Die Integration ist nicht grundsätzlich gescheitert. Die Schule war noch nie so durchlässig, die Klassen noch nie so offen für Kinder mit besonderem Förderbedarf, der Lehrkörper noch nie so verständnisvoll wie heute. Gescheitert ist die ideologische Wunschprosa der PH-Experten, der Märchen erzählenden Funktionäre der Lehrpersonalverbände, die Geschichte der Masterpläne. Gescheitert ist eine Umsetzung, die die Praxis mit ständig neuen Verordnungen, Reglementen und Vorgaben überzieht.

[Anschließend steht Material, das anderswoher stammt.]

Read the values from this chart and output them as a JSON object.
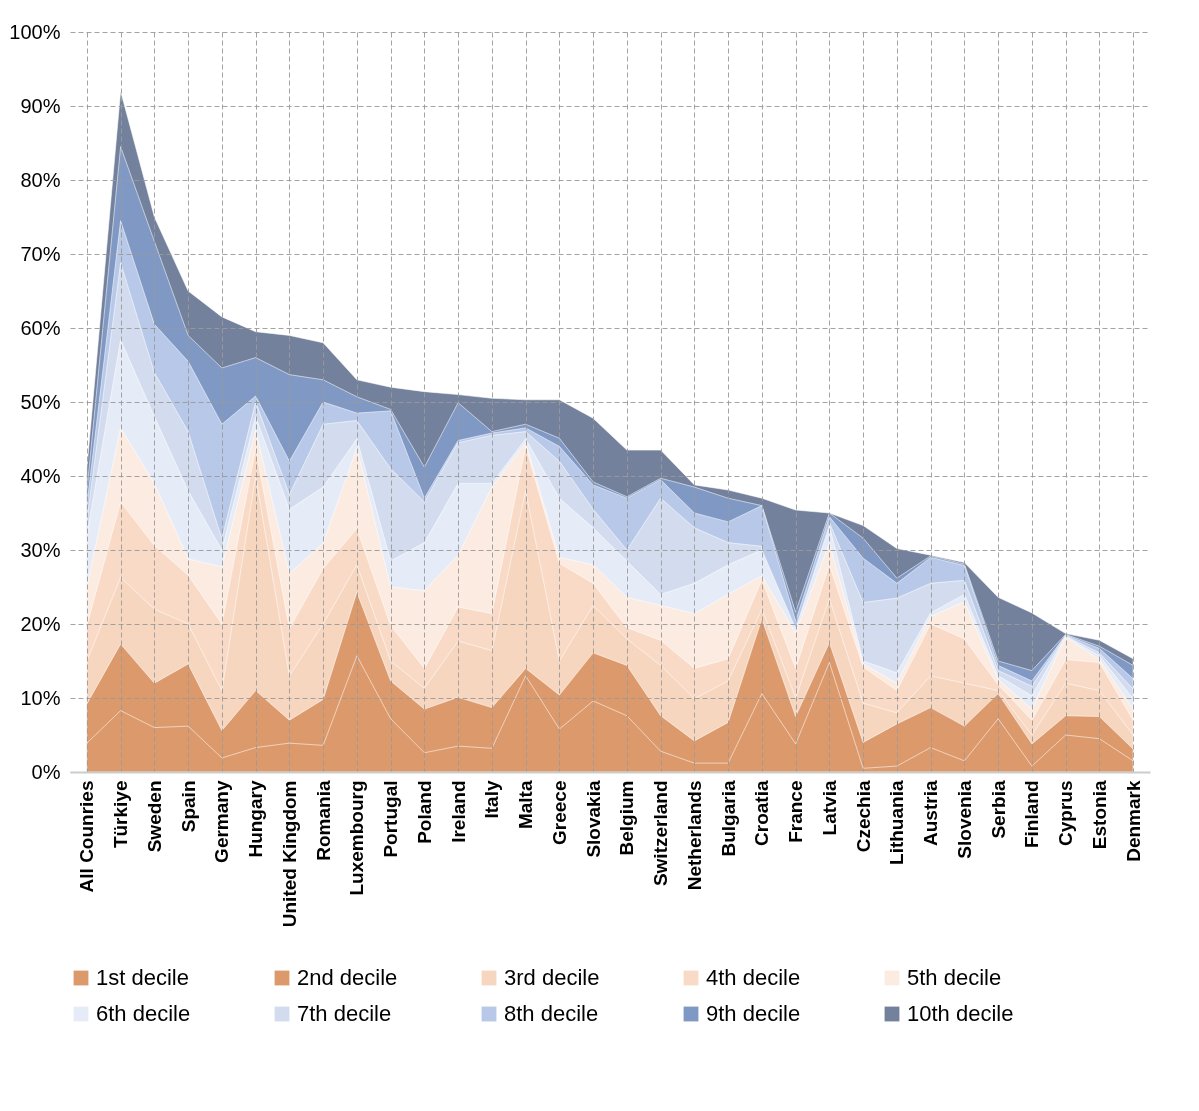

Es ist keine Frage: Es gibt heute mehr Kinder mit Förderbedarf, es gibt die Spätfolgen von Corona, es gibt die Einwanderung und die Folgen des Medienkonsums. Die Lösung wäre hier aber nicht die Atomisierung des Lehrkörpers, schrille Vorstellungen von einem selbstorganisierten Unterricht, die Umfunktionierung des Klassenzimmers zum Durchgangsbahnhof und die Degradierung der Lehrperson zum Coach. Das ist enorm teuer und produziert eher neue “Fälle”, als dass es den Kindern hilft.
Nötig wäre die Reduktion der Lehrpläne, gut ausgebildete Lehrkräfte, an Brennpunktschulen und in schwierigen Verhältnissen im Teamteaching, mehr Ruhe und ein guter Unterricht und Lehrer die möglichst in einem Vollpensum die Verantwortung für das Lernen übernehmen. Und zu tun, was man versteckt, bereits macht: Massvoll separativ beschulen. Damit könnte man nicht alle Probleme lösen, aber sie erheblich reduzieren. Wir müssen ehrlicher werden, weniger Ausreden suchen und Verantwortung übernehmen.